Communication technology and theory: Research into the interpersonal and social interface

Summary: Communication research on the impact of the internet and communication technology on interpersonal communication and society. These sociological perspectives use human factors and communication theory to suggest design approaches to communication technology beyond computer mediated interaction and HCI design.

TA and the "stroke", or technology meets social psychology

Transactional Analysis, an old but nonetheless relevant branch of psychology, characterized human interaction as an economy of emotional "strokes," in which communication not only serves to express what is stated explicitly, but more fundamentally serves to provide mutual existential acknowledgement and recognition. At issue with mediation, then, would be to what extent this is satisfied in non face to face communication. When using technology to communicate, do we provide each other with personal recognition that's simply less intense? Does it depend on the medium? Or might our needs for this fundamental supply of ontological security be adapting to new conditions for getting it?

  • Is recognition of basic ontological security possible through mediated exchanges?
  • Is there a digital touch? If so, how long does it last, who can it be obtained from, in what situations of mediated interaction, how, and how real is it to us?
  • Do we really feel acknowledged in and through mediated exchanges?
  • How much "live" is required for this to pass?

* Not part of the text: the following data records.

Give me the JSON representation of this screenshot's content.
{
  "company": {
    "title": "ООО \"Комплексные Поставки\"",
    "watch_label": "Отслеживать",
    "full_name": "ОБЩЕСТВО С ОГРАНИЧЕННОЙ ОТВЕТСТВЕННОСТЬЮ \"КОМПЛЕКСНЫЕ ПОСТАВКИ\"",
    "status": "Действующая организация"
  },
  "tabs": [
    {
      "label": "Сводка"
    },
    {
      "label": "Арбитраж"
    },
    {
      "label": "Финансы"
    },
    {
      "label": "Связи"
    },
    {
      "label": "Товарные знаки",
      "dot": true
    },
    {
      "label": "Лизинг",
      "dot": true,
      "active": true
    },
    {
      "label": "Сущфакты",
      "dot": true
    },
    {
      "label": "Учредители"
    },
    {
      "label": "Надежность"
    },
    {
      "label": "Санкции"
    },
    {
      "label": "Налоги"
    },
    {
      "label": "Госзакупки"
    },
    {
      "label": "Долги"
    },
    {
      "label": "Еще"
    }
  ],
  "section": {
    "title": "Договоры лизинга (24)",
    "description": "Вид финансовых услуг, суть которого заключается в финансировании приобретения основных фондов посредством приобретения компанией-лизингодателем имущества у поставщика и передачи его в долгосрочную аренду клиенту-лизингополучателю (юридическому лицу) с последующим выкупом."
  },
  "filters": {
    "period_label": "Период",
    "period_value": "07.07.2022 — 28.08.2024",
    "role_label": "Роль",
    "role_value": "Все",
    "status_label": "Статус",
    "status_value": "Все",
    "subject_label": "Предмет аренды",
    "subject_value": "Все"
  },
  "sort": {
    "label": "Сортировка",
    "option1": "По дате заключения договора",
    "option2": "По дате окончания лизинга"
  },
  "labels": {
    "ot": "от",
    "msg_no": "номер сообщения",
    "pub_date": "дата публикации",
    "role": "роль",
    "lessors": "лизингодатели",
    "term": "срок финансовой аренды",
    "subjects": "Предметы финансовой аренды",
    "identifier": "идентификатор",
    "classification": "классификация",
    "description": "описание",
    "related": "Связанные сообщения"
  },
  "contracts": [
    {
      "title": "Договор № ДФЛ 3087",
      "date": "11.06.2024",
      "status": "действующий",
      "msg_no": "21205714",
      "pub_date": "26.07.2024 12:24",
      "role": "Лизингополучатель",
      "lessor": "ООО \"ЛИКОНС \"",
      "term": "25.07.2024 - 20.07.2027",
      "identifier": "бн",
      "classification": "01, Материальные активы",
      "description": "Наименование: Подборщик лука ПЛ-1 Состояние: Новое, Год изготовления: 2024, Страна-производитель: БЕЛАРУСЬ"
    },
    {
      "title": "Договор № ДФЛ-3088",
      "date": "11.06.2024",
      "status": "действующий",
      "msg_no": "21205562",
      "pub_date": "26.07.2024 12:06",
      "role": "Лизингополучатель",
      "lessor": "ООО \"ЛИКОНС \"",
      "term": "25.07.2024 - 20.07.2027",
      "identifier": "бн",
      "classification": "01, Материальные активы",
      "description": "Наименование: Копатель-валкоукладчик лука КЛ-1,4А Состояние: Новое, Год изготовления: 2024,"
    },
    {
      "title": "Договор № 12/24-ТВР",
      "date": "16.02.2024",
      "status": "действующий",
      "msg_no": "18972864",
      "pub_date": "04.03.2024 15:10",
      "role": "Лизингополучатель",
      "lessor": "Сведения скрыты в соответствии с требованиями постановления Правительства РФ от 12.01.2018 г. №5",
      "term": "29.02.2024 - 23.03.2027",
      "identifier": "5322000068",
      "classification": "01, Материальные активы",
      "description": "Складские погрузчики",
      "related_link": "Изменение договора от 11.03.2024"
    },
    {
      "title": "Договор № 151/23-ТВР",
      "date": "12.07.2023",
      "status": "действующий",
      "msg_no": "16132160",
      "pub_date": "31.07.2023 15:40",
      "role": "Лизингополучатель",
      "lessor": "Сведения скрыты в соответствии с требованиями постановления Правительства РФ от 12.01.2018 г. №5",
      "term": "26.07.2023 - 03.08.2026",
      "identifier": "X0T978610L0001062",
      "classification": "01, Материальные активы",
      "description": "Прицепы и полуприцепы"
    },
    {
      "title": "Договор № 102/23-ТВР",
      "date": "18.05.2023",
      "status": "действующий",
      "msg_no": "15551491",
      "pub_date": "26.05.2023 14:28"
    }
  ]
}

What's required? Does a reply to an email supply this basic human recognition? Does reference to a message posted on a bulletin board count? Is seeing one's comment forwarded, pasted, or quoted good enough? Does traffic to one's web site count for "recognition" of this kind?
  • If this kind of acknowledgement does occur in mediated interactions, does it differ only in degree from the acknowledgement obtained in co-present human interaction? Or must we argue that the absence of physical interaction alone means it is not just of a different degree, but of a different kind?
  • Does mediated acknowledgement substitute for the kind gained by successfully sharing physical interaction with others.
  • Do people participate in mediated interactions in order some times to obtain acknowledgement of this kind? If so, what effects do they experience when it's not forthcoming?
  • How much acknowledgement is gained from the act of expression itself-regardless of the recognition that comes back?
  • Is this an explanation for the popularity of posting and writing to online applications?